Working with community partners
Strong partnerships are critical to your success in preventing alcohol and other drug-related harms in the community. LDATs should work with a variety of different community partners to deliver ‘Strong and Connected Community’-related actions. These could include arts organisations, sporting clubs, local councils, and other organisations that work directly with the Alcohol and Drug Foundation’s priority target groups.
Partners can support your action in many ways, including delivering your activities, promoting activities, recruiting participants, financial support, and much more.
Your specific approach to building strong and connected communities may influence the type of individuals, networks and organisations that your group partners with.
Partners may include:
- Sporting clubs
- Arts organisations
- Community leaders (e.g. local faith leaders)
- Representative groups (e.g. Lesbian, Gay, Bisexual, Trans and Gender Diverse and Intersex)
- Local council
- Schools (primary, secondary, tertiary)
- Lions, Rotary and Apex clubs
- Community development, health promotion and youth workers
- Local employers and workplaces
- Traders and business associations
- Multicultural groups and other cultural groups
- Primary health services (e.g. general practitioners, pharmacists, dentists)
- Community health centres and neighbourhood houses
- Health services and hospitals
- Alcohol and other drug services and sector workers.
Useful resources: Working with community partners.

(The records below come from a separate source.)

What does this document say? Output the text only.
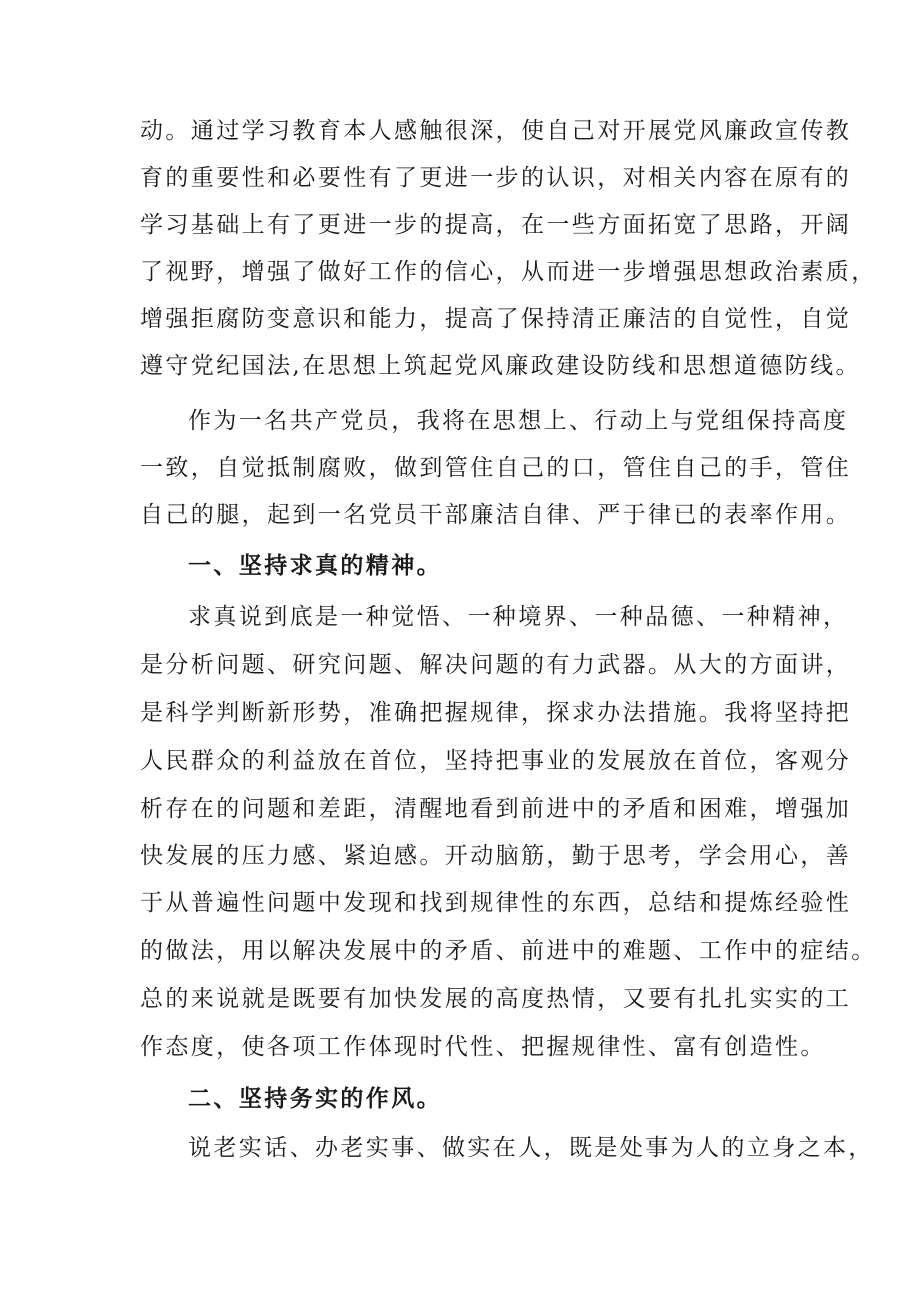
动。通过学习教育本人感触很深，使自己对开展党风廉政宣传教
育的重要性和必要性有了更进一步的认识，对相关内容在原有的
学习基础上有了更进一步的提高，在一些方面拓宽了思路，开阔
了视野，增强了做好工作的信心，从而进一步增强思想政治素质，
增强拒腐防变意识和能力，提高了保持清正廉洁的自觉性，自觉
遵守党纪国法,在思想上筑起党风廉政建设防线和思想道德防线。
作为一名共产党员，我将在思想上、行动上与党组保持高度
一致，自觉抵制腐败，做到管住自己的口，管住自己的手，管住
自己的腿，起到一名党员干部廉洁自律、严于律已的表率作用。
一、坚持求真的精神。
求真说到底是一种觉悟、一种境界、一种品德、一种精神，
是分析问题、研究问题、解决问题的有力武器。从大的方面讲，
是科学判断新形势，准确把握规律，探求办法措施。我将坚持把
人民群众的利益放在首位，坚持把事业的发展放在首位，客观分
析存在的问题和差距，清醒地看到前进中的矛盾和困难，增强加
快发展的压力感、紧迫感。开动脑筋，勤于思考，学会用心，善
于从普遍性问题中发现和找到规律性的东西，总结和提炼经验性
的做法，用以解决发展中的矛盾、前进中的难题、工作中的症结。
总的来说就是既要有加快发展的高度热情，又要有扎扎实实的工
作态度，使各项工作体现时代性、把握规律性、富有创造性。
二、坚持务实的作风。
说老实话、办老实事、做实在人，既是处事为人的立身之本，
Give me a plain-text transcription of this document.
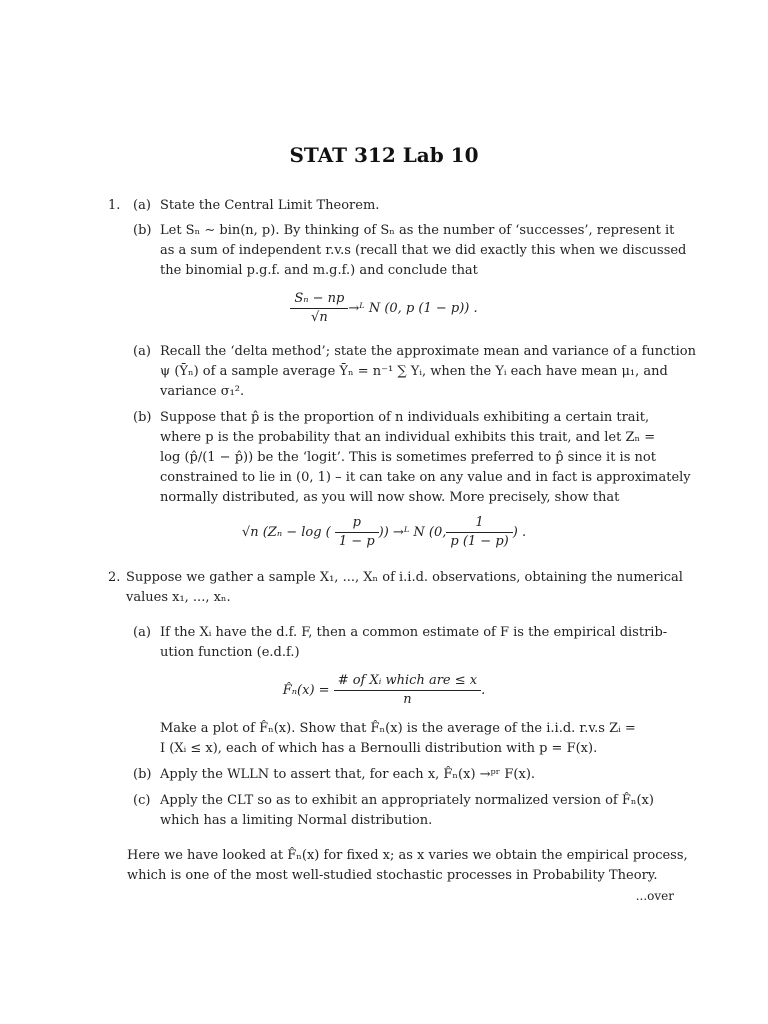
STAT 312 Lab 10
1. (a) State the Central Limit Theorem.
(b) Let Sₙ ∼ bin(n, p). By thinking of Sₙ as the number of ‘successes’, represent it
as a sum of independent r.v.s (recall that we did exactly this when we discussed
the binomial p.g.f. and m.g.f.) and conclude that
$\frac{\text{Sₙ − np}}{√n}$ →ᴸ N (0, p (1 − p)) .
(a) Recall the ‘delta method’; state the approximate mean and variance of a function
ψ (Ȳₙ) of a sample average Ȳₙ = n⁻¹ ∑ Yᵢ, when the Yᵢ each have mean μ₁, and
variance σ₁².
(b) Suppose that p̂ is the proportion of n individuals exhibiting a certain trait,
where p is the probability that an individual exhibits this trait, and let Zₙ =
log (p̂/(1 − p̂)) be the ‘logit’. This is sometimes preferred to p̂ since it is not
constrained to lie in (0, 1) – it can take on any value and in fact is approximately
normally distributed, as you will now show. More precisely, show that
√n (Zₙ − log ( $\frac{p}{1 - p}$ )) →ᴸ N (0, $\frac{1}{p (1 - p)}$ ) .
2. Suppose we gather a sample X₁, ..., Xₙ of i.i.d. observations, obtaining the numerical
values x₁, ..., xₙ.
(a) If the Xᵢ have the d.f. F, then a common estimate of F is the empirical distrib-
ution function (e.d.f.)
F̂ₙ(x) = $\frac{\text{\# of Xᵢ which are ≤ x}}{n}$ .
Make a plot of F̂ₙ(x). Show that F̂ₙ(x) is the average of the i.i.d. r.v.s Zᵢ =
I (Xᵢ ≤ x), each of which has a Bernoulli distribution with p = F(x).
(b) Apply the WLLN to assert that, for each x, F̂ₙ(x) →ᵖʳ F(x).
(c) Apply the CLT so as to exhibit an appropriately normalized version of F̂ₙ(x)
which has a limiting Normal distribution.
Here we have looked at F̂ₙ(x) for fixed x; as x varies we obtain the empirical process,
which is one of the most well-studied stochastic processes in Probability Theory.
...over
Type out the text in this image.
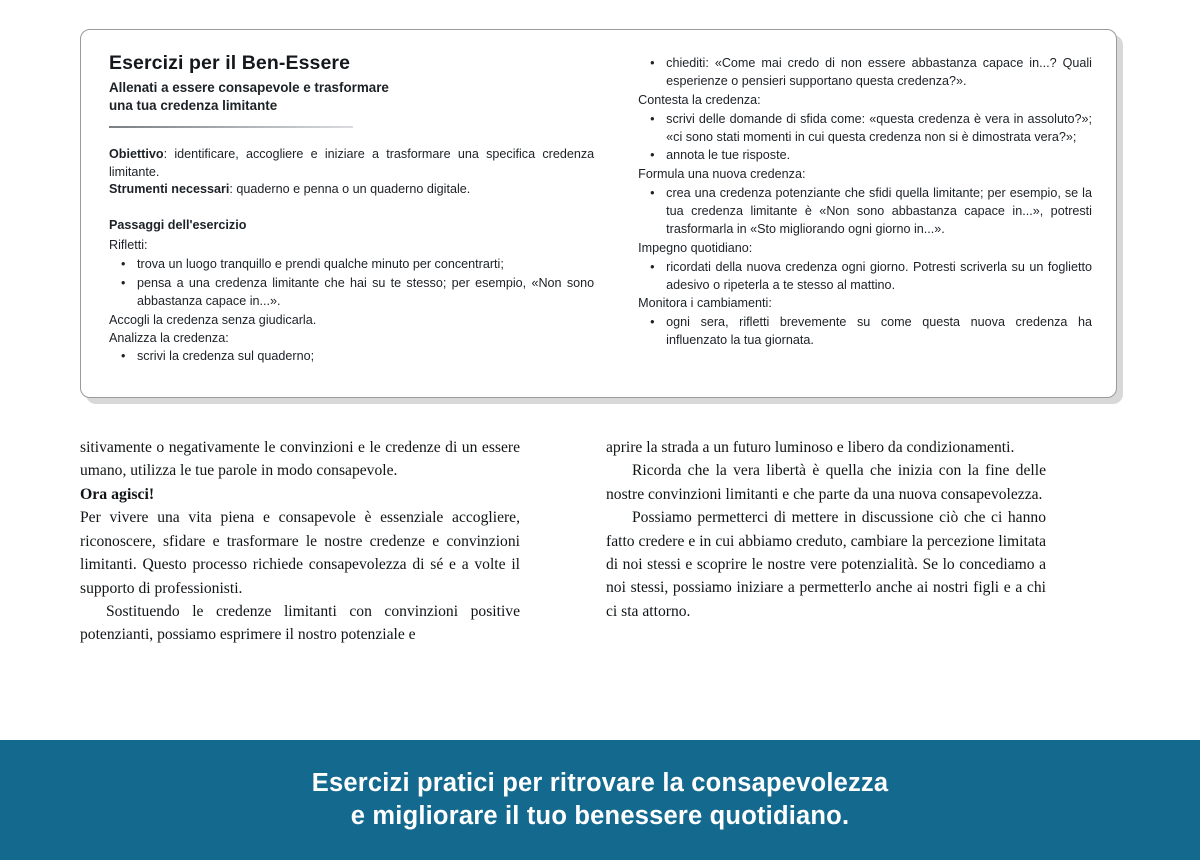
Esercizi per il Ben-Essere
Allenati a essere consapevole e trasformare
una tua credenza limitante

Obiettivo: identificare, accogliere e iniziare a trasformare una specifica credenza limitante.

Strumenti necessari: quaderno e penna o un quaderno digitale.

Passaggi dell'esercizio

Rifletti:

• trova un luogo tranquillo e prendi qualche minuto per concentrarti;
• pensa a una credenza limitante che hai su te stesso; per esempio, «Non sono abbastanza capace in...».

Accogli la credenza senza giudicarla.

Analizza la credenza:

• scrivi la credenza sul quaderno;
• chiediti: «Come mai credo di non essere abbastanza capace in...? Quali esperienze o pensieri supportano questa credenza?».

Contesta la credenza:

• scrivi delle domande di sfida come: «questa credenza è vera in assoluto?»; «ci sono stati momenti in cui questa credenza non si è dimostrata vera?»;
• annota le tue risposte.

Formula una nuova credenza:

• crea una credenza potenziante che sfidi quella limitante; per esempio, se la tua credenza limitante è «Non sono abbastanza capace in...», potresti trasformarla in «Sto migliorando ogni giorno in...».

Impegno quotidiano:

• ricordati della nuova credenza ogni giorno. Potresti scriverla su un foglietto adesivo o ripeterla a te stesso al mattino.

Monitora i cambiamenti:

• ogni sera, rifletti brevemente su come questa nuova credenza ha influenzato la tua giornata.

sitivamente o negativamente le convinzioni e le credenze di un essere umano, utilizza le tue parole in modo consapevole.

Ora agisci!

Per vivere una vita piena e consapevole è essenziale accogliere, riconoscere, sfidare e trasformare le nostre credenze e convinzioni limitanti. Questo processo richiede consapevolezza di sé e a volte il supporto di professionisti.

Sostituendo le credenze limitanti con convinzioni positive potenzianti, possiamo esprimere il nostro potenziale e

aprire la strada a un futuro luminoso e libero da condizionamenti.

Ricorda che la vera libertà è quella che inizia con la fine delle nostre convinzioni limitanti e che parte da una nuova consapevolezza.

Possiamo permetterci di mettere in discussione ciò che ci hanno fatto credere e in cui abbiamo creduto, cambiare la percezione limitata di noi stessi e scoprire le nostre vere potenzialità. Se lo concediamo a noi stessi, possiamo iniziare a permetterlo anche ai nostri figli e a chi ci sta attorno.

Esercizi pratici per ritrovare la consapevolezza
e migliorare il tuo benessere quotidiano.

Determine resources required
All alcohol and other drug activities need to be adequately resourced. Below is a list of the types of resources that community organisations need to build strong and connected communities. This is not an exhaustive list, and LDATs should be mindful that the resources required will be influenced by the Community Action Plan activity being undertaken by your group:
- Basic administrative tools. Access to stationery and office supplies, printers, phones, and a workspace for administrative duties
- Venue for meetings. This may include in-kind use of meeting rooms from a partner organisation, local library, school or community hall (your local council will have a list of available places for community use), or schools. It is not appropriate for meetings to be held in people’s homes or private venues
- Funding for catering at events and meetings. Basic refreshments available before and/or after the event are often sufficient (e.g. tea, coffee, water, biscuits)
- Checks. Funds to undertake police checks/ working with children checks where necessary
- Insurance. Insurance and liability coverage (where appropriate)
- Funds for additional activities. This may include improvements to local facilities, delivering an arts activity, running a media campaign or publicising an event..
Consider measures to success
While you are planning your activity, it is important to consider measures of success for your activity. Determine how you will evaluate the success of your activity, linking your evaluation measures to your objectives (see Measuring your success).